For the second time in less than a month, a significant, multi-day storm event unfolded across the southern Plains. The rain improved prospects for summer crops and continued to revive rangeland and pastures. Prior to the arrival of heavy rain across the southern Plains, multiple rounds of heavy showers and locally severe thunderstorms crossed the central Plains, Midsouth, and Midwest. Weekly rainfall totaled 4 inches or more in numerous locations across the central and southern Plains, Tennessee Valley, and southwestern Corn Belt.
In contrast, little or no rain fell in Gulf and Atlantic Coast regions, favoring fieldwork but reducing topsoil moisture. Mostly dry weather also persisted on the northern High Plains, continuing a trend that had developed during May. Elsewhere, hot, dry weather dominated the West.

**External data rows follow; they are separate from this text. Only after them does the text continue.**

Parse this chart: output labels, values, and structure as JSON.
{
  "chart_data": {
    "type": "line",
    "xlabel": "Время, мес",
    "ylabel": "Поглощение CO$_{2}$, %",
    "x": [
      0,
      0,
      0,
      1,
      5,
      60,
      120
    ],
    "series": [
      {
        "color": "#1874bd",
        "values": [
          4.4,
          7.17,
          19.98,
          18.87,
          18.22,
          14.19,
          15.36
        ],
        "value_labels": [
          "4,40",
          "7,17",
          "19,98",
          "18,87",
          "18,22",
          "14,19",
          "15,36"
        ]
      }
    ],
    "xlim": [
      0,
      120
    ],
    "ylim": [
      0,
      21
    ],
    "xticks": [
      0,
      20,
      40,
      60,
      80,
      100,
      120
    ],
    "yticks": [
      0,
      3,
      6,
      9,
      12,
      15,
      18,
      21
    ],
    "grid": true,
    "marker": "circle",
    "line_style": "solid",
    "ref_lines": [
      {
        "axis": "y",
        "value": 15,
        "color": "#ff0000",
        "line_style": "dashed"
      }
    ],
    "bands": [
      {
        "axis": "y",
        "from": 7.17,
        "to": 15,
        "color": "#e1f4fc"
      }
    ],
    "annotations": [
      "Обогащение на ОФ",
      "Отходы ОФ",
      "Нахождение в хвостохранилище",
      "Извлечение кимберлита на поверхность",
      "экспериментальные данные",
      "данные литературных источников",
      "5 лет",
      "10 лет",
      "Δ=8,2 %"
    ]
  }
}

The heat promoted fieldwork and crop growth, but also boosted irrigation demands and—in drought-affected areas—stressed rangeland, pastures, immature winter wheat and rain-fed summer crops. In fact, most of the country continued to experience warm weather. Weekly temperatures averaged as much as 10° F above normal in northern California and were more than 10° F above normal across portions of the southern Rockies. However, cool conditions returned to the northern Plains, where temperatures averaged as much as 5° F below normal.